Humans can survive a matter of days without clean fresh water to drink (henceforth “water” refers to clean, drinkable fresh water). The United Nations has recognised access to clean drinking water as a human right. However, the United Nations also recognises that climate change is a threat to water supplies, and consequently a threat to countries’ stability.
The intersection of climate change and economic development affects many countries. In Mexico, underground aquifers are being drained to supply water to those living in cities, which is undermining the stability of the ground on which the cities are built. In the western United States of America, the prolonged dry conditions have been described as a “megadrought”, affecting the livelihoods of the area’s cities and farms. In the Horn of Africa region, prolonged and increasing droughts have been linked to increased conflict and reduced government stability in those areas.
That being said, many countries charge only for the service of providing the water, rather than the water itself. This means the price per litre of this water is very low in many areas, including those with stressed water supplies. Consequently, water is not always used efficiently. Some suggest that privatisation of water markets could resolve this issue: because the price mechanism sends the appropriate signal of the cost of this precious resource to all participants in the market.

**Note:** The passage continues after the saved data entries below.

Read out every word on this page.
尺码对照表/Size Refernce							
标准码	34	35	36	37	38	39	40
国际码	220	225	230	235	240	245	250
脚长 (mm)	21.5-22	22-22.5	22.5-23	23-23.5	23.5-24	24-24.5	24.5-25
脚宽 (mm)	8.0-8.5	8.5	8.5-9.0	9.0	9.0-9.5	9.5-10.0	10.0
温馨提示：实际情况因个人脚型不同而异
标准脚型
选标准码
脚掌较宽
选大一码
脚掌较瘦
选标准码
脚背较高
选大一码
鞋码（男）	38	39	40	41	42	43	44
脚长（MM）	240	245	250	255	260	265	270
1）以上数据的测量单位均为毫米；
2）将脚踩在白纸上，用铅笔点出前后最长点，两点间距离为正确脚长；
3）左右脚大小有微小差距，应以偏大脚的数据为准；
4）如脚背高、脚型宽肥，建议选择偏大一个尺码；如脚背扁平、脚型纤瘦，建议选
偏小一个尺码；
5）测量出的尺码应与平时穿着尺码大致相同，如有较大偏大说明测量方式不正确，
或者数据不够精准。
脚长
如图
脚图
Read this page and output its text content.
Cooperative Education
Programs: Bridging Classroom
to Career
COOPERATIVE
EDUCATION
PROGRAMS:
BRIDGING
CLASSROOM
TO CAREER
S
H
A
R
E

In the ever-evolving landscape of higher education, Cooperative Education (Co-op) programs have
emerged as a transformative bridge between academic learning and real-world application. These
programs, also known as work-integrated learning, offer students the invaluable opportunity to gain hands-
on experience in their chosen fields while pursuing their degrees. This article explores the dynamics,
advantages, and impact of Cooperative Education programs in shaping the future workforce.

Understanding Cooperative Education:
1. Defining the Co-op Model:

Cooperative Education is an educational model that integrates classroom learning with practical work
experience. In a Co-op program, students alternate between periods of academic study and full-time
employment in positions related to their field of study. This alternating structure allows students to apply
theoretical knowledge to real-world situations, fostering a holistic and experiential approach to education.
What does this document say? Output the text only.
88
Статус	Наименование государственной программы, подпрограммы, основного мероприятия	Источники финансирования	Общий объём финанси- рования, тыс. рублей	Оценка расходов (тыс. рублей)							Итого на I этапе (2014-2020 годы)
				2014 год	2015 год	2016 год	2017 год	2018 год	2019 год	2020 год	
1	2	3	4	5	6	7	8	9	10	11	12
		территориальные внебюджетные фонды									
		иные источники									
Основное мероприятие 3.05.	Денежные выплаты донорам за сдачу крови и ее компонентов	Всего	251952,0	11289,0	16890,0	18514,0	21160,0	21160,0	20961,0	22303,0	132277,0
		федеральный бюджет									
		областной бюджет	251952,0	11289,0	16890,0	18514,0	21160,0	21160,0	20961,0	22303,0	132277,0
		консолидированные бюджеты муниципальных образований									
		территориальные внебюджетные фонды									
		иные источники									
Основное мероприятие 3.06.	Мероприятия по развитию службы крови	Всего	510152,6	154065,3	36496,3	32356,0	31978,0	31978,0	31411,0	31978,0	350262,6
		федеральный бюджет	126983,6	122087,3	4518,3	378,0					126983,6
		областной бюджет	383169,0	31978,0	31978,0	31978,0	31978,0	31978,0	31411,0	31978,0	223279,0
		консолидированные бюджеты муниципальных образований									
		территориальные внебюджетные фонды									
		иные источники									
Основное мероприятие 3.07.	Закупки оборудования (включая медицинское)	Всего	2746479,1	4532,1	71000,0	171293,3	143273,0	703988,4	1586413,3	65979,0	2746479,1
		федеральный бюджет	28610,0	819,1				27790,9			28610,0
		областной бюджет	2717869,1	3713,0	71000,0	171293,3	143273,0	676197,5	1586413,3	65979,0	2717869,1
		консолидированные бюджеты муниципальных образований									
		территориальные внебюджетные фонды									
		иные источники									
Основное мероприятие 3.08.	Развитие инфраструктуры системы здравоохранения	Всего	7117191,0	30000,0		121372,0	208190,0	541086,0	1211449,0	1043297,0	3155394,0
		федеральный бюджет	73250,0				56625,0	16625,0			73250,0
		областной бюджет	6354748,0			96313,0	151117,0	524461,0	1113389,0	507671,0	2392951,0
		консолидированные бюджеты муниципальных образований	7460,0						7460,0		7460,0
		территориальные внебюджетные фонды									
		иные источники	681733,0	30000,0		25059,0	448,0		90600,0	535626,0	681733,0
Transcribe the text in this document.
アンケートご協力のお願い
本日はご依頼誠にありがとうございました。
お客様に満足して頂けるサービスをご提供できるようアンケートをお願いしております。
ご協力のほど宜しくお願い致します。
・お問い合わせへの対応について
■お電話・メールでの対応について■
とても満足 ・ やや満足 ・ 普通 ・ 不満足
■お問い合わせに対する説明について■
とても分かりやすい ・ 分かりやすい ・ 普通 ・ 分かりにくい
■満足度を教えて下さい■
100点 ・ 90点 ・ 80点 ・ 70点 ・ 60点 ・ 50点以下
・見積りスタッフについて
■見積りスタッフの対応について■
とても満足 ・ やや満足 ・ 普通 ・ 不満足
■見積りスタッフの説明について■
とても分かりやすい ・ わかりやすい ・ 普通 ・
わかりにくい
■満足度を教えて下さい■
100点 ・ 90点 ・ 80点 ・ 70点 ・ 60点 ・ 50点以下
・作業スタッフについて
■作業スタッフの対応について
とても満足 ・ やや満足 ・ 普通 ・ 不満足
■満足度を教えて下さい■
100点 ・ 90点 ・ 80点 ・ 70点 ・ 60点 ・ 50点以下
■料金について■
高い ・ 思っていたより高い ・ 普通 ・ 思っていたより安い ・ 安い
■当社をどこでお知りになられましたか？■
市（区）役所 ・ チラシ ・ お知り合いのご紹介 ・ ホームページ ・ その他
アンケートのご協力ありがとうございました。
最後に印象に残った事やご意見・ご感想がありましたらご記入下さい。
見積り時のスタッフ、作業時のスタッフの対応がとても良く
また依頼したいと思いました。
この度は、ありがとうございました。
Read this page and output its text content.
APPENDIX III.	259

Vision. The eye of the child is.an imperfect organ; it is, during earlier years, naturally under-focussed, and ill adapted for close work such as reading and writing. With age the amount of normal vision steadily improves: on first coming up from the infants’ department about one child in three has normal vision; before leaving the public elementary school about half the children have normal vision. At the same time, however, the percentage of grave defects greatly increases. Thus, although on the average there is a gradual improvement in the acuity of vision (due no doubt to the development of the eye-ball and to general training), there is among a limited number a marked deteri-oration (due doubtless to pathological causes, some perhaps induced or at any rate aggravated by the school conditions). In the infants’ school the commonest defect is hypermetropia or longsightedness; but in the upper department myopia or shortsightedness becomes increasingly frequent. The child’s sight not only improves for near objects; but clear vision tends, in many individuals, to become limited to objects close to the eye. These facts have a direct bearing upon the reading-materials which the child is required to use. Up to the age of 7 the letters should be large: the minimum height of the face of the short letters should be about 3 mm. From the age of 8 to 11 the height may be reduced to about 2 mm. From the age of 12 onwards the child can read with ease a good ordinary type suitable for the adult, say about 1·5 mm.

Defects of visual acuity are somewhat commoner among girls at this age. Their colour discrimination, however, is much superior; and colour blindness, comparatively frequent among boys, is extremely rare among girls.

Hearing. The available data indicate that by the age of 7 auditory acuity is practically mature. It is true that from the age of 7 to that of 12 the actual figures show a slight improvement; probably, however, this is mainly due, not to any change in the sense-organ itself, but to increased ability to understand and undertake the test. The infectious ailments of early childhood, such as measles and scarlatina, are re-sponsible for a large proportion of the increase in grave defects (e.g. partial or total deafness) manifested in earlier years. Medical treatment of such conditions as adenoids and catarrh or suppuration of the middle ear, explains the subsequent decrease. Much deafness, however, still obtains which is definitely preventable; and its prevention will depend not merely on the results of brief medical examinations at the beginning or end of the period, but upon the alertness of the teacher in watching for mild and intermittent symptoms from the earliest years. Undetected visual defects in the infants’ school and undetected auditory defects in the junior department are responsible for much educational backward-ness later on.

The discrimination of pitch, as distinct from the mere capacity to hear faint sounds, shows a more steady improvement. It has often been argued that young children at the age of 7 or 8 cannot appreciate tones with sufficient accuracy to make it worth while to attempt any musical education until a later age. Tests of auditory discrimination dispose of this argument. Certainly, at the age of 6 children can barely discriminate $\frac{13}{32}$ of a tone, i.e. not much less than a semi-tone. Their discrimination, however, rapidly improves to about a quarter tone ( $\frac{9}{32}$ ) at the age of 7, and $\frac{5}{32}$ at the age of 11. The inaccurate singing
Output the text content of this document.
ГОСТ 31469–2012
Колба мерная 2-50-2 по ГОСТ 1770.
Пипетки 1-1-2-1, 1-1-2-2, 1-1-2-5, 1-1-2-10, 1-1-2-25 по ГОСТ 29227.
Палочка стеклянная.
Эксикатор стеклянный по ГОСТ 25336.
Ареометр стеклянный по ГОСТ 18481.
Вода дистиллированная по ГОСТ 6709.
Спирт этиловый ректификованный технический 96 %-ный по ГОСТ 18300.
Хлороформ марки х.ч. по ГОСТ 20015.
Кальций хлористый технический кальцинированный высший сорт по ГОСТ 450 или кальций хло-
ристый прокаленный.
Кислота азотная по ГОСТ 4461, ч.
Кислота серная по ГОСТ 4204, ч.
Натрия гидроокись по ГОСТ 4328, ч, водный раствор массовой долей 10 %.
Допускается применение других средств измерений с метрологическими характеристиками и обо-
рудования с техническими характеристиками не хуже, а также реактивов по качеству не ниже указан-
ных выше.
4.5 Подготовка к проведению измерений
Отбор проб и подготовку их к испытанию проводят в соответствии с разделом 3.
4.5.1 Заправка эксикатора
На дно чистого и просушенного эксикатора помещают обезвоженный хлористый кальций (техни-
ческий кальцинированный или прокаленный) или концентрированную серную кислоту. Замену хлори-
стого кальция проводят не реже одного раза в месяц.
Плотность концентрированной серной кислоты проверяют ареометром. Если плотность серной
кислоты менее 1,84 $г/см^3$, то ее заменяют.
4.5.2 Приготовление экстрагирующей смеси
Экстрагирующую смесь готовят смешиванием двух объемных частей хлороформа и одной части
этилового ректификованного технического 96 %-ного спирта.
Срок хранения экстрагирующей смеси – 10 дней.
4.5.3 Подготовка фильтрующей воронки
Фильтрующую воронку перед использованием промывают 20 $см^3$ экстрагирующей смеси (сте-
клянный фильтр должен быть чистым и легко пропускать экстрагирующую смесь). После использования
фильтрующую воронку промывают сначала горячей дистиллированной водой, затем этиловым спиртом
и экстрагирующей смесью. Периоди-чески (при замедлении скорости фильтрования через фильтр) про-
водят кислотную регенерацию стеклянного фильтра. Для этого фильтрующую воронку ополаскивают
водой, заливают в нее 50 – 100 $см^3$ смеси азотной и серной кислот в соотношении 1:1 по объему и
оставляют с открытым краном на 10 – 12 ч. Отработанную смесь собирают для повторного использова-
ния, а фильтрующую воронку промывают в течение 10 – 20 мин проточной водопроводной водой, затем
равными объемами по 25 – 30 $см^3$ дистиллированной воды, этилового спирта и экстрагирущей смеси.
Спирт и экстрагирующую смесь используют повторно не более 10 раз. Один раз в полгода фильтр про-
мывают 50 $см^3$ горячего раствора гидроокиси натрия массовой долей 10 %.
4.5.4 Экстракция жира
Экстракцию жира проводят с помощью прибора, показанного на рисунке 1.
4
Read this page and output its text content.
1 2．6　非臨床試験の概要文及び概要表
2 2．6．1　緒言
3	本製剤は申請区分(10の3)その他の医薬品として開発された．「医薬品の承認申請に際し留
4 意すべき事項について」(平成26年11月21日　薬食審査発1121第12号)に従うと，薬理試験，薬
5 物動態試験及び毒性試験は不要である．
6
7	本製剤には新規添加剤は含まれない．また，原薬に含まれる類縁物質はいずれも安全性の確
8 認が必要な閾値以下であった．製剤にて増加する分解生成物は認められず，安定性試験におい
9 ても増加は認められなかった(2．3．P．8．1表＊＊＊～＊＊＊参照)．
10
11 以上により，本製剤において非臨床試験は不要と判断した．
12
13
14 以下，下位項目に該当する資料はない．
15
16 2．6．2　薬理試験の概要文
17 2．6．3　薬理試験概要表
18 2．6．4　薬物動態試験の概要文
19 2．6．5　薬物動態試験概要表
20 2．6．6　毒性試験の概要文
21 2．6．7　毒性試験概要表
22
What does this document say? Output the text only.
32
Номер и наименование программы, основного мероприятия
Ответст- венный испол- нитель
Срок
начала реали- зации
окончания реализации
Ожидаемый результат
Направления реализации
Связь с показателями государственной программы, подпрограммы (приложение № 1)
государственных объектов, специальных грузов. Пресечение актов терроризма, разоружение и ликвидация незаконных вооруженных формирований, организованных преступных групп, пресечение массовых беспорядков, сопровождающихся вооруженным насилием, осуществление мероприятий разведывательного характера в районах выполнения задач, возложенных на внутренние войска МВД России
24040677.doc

Compare and contrast public ownership of water suppliers with allowing water to be supplied in a “laissez-faire” manner by privately owned firms, focusing on their (intra-generational) equity and efficiency implications. Use one or more appropriate diagrams to illustrate your answer.
Given the effects that climate change will have on fresh water supplies around the world, assess the inter-generational equity impact of consumption of water by the “current generation” (those alive today) on future generations, taking into account what you discussed under each of the above ownership structures to allocate water.
Based on your discussion of ownership and intergenerational equity, what do you suggest would be an appropriate method for providing fresh water? Justify your suggestion.